1 May 2014, 23:21 UTC
Slice of History: Advanced Lunar Studies Field Test
(200 words excerpt, click title or image to see full post)

By Julie Cooper
Each month in “Slice of History” we feature a historical photo from the JPL Archives. See more historical photos and explore the JPL Archives at https://beacon.jpl.nasa.gov/.
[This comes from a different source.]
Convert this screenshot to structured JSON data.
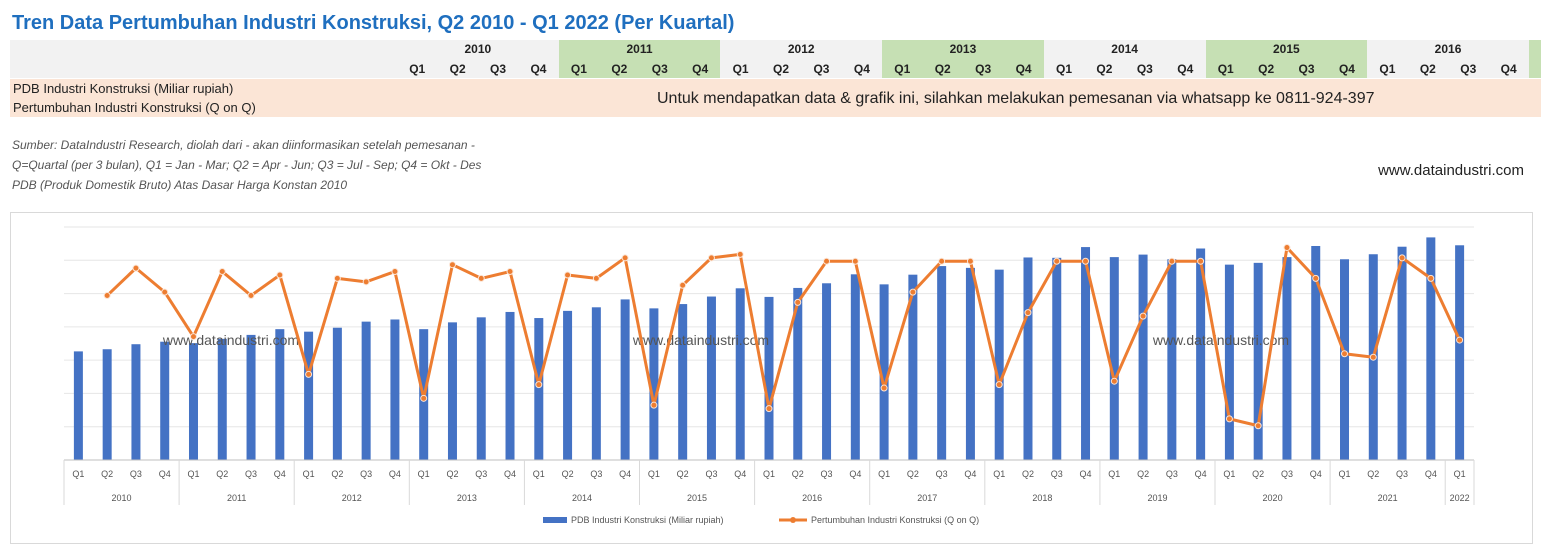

Advanced Lunar Studies Field Test — Photograph number 292-525Ac
The last of the Surveyor lunar landers, Surveyor 7, was launched on January 7, 1968, and operated on the surface of the moon for about six weeks. Later that year, additional geoscience studies were carried out in the Mojave Desert using a spare surface sampler arm. A four-wheel-drive camper truck simulated an automated rover and was used to study the procedures and equipment necessary for remote geoscience. The truck was equipped with various sampler instruments, four TV cameras mounted on the top of the vehicle and one portable TV camera. Inside the camper was a simulated Space Flight Operations Center, with TV monitors, controllers for the cameras and instruments, and recording equipment. The field test observer (sitting in the camper) would survey the geology of the test area and carry out sampling operations remotely. Ritchie Coryell (System Design and Integration Section), Roy Brereton (Advanced Studies Office) and Earle Howard (Lunar and Planetary Instruments Section) all worked on this field test program.